There’s a Burke proxy, too, in Garret Dillahunt’s soulless company drone, who lies to and sells out the others at every opportunity. Together, Ocean’s 11 this group is not, and the film starts feeling as bumpy as Soderbergh’s heist flick is smooth. No one’s roles or specialties seem to matter apart from the locksmith. (Why did we need two mechanics?) Time begins to flow in wonky ways. That’s a problem when our understanding of the plot hinges on a tight timetable: the president (never named and never shown) has decided to nuke the city in only a few hours, just in time for the Fourth of July holiday—one of the film’s funniest jokes.
The stakes become strangely blurry, too. One of the women abruptly becomes a love interest, as if in a hasty attempt to make us feel something for her underdeveloped character seconds before her doom. Scott wants to reconnect with his daughter, in a plot the film kind of forgets about until its final minutes, like a half-hearted imitation of Train to Busan's masterful final act. Kate wants to save Geeta, meanwhile, for the sake of Geeta’s children. But those kids and their mother’s faces are never present for more than a few seconds of screen time; their purpose is not to be people so much as it is to make Kate feel good.
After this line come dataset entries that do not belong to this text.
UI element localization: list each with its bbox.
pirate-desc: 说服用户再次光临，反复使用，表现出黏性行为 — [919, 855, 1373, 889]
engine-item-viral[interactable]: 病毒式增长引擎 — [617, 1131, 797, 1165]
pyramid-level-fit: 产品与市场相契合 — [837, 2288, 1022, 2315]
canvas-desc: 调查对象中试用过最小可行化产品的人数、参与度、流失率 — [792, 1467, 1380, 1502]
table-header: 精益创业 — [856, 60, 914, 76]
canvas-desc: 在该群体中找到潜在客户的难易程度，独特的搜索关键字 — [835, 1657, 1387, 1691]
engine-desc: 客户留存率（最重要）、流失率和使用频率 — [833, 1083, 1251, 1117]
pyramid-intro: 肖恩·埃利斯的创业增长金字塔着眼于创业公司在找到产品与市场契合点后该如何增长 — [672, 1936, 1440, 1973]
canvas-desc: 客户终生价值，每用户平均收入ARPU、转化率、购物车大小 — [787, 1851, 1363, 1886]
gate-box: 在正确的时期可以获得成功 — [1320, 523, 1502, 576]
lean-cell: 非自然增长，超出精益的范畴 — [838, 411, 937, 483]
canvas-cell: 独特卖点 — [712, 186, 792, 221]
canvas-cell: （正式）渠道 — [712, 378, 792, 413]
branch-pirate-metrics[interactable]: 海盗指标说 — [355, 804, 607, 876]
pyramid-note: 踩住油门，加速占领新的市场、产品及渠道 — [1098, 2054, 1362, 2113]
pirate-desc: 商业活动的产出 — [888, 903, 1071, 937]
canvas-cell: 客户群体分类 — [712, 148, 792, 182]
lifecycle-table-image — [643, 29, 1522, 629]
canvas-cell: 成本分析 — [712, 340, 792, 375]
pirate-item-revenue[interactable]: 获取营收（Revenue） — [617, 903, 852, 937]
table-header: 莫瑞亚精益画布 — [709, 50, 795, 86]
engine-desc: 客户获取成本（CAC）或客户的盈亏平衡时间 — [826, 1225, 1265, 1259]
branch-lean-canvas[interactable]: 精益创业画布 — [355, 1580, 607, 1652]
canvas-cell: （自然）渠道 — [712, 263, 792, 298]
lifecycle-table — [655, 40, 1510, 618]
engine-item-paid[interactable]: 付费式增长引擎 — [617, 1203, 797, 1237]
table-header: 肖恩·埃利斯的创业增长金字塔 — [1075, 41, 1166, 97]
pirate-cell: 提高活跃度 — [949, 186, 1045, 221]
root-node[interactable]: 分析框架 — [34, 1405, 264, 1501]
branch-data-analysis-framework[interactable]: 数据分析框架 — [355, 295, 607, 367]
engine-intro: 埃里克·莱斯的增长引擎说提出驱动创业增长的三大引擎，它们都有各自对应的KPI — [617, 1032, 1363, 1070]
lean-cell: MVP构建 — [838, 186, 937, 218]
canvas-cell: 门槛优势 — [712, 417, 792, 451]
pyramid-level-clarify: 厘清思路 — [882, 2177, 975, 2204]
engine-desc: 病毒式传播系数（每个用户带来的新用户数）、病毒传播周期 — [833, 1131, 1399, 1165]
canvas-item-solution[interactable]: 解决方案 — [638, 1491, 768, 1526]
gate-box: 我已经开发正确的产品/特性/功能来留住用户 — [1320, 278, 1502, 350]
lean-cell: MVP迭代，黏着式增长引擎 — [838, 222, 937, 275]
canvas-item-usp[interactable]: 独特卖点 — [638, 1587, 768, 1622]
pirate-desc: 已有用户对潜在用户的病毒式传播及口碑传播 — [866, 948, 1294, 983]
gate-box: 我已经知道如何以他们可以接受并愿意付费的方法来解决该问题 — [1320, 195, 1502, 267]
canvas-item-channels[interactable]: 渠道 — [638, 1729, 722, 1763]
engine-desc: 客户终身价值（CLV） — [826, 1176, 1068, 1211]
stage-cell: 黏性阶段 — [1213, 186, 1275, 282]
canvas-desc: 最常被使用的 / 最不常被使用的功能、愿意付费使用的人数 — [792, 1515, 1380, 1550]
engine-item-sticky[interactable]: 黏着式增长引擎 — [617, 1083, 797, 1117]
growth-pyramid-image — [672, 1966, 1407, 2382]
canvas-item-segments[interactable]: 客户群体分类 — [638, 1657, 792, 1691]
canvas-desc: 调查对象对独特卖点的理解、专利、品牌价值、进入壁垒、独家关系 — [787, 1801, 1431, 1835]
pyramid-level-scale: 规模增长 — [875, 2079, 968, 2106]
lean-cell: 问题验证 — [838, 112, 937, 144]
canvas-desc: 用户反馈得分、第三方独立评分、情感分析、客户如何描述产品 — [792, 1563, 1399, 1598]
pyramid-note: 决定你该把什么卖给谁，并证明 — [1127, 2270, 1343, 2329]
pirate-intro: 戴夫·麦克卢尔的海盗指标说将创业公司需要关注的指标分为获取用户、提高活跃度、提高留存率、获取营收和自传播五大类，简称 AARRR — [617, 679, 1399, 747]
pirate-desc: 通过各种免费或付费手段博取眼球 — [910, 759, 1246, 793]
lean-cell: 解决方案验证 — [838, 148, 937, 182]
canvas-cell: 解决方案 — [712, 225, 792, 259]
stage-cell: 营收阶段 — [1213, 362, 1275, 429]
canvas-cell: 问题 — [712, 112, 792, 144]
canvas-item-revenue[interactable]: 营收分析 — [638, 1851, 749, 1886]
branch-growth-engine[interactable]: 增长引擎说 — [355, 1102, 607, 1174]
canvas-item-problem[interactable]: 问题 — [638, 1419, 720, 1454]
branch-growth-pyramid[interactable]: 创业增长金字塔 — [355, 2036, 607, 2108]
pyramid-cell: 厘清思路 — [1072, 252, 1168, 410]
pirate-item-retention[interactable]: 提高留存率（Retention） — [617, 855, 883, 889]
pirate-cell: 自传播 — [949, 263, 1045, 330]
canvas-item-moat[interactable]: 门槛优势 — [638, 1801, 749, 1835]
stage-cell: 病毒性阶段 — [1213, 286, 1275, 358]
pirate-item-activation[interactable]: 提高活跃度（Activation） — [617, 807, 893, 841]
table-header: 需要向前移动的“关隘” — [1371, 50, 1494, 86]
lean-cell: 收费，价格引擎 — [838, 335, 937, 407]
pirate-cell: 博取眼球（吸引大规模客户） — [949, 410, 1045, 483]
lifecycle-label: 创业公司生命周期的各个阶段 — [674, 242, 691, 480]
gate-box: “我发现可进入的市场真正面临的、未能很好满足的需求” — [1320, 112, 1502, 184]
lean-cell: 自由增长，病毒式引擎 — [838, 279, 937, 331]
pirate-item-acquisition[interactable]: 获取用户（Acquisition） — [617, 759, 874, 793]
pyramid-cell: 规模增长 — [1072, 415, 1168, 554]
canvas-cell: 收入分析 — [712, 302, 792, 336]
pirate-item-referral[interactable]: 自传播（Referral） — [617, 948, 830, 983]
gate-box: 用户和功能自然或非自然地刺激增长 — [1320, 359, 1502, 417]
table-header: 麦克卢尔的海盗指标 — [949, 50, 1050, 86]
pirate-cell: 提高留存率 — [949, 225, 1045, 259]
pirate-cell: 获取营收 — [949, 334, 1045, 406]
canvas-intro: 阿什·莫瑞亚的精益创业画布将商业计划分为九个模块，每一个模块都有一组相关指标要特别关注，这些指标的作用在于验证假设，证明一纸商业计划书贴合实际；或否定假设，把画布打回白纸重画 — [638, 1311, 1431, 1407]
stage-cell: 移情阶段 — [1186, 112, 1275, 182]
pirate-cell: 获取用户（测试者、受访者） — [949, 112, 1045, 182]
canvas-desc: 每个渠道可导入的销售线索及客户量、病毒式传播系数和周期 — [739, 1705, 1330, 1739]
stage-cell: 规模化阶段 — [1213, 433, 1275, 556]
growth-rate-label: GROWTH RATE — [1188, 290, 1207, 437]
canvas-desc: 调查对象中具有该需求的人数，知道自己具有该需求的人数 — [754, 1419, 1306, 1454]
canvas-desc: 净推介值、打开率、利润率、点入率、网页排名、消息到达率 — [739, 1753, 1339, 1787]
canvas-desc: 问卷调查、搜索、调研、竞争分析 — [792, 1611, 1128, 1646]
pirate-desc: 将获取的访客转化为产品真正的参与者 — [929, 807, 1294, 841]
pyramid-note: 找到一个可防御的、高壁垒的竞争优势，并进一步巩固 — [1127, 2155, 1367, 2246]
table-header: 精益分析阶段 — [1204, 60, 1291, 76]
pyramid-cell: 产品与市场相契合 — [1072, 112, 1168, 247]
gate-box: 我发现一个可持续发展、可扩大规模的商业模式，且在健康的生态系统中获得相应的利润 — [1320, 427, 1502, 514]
The real joy of the film, of course, is in its set pieces, which relish the extravaganzas of gore with which Snyder first made a name for himself. Exploding heads, zombie-tiger maulings, the most spectacular body-crushed-into-goo special effect at a booby-trapped bank vault. Buzzsaw hackings (though none as majestic as Snyder's first), ritual executions, a fashion-forward zombie royal couple—it’s all here, all executed with an undeniable eye for style and suspense. The only thing missing is meaning to it all.
Dawn of the Dead had unbeatable zombie effects and clever, often terrifying ways of raising the stakes with every set piece. It had deaths so dazzling and morbid, you couldn’t look away. It also adapted the Romero tradition of zombie satire for a post-millennium America.
But it resonated emotionally, I would argue, because the people in it felt like people. They made choices most of us entertain only in our darkest thoughts, blown up on a screen for everyone to see. Their stories asked us to consider the difference between survival and really living: connecting with other people, trusting them, the stuff that makes us human and not shambling meat bags.
Army of the Dead doesn’t seem to care much about all that—or for people. It’s only lifeless when the living are onscreen.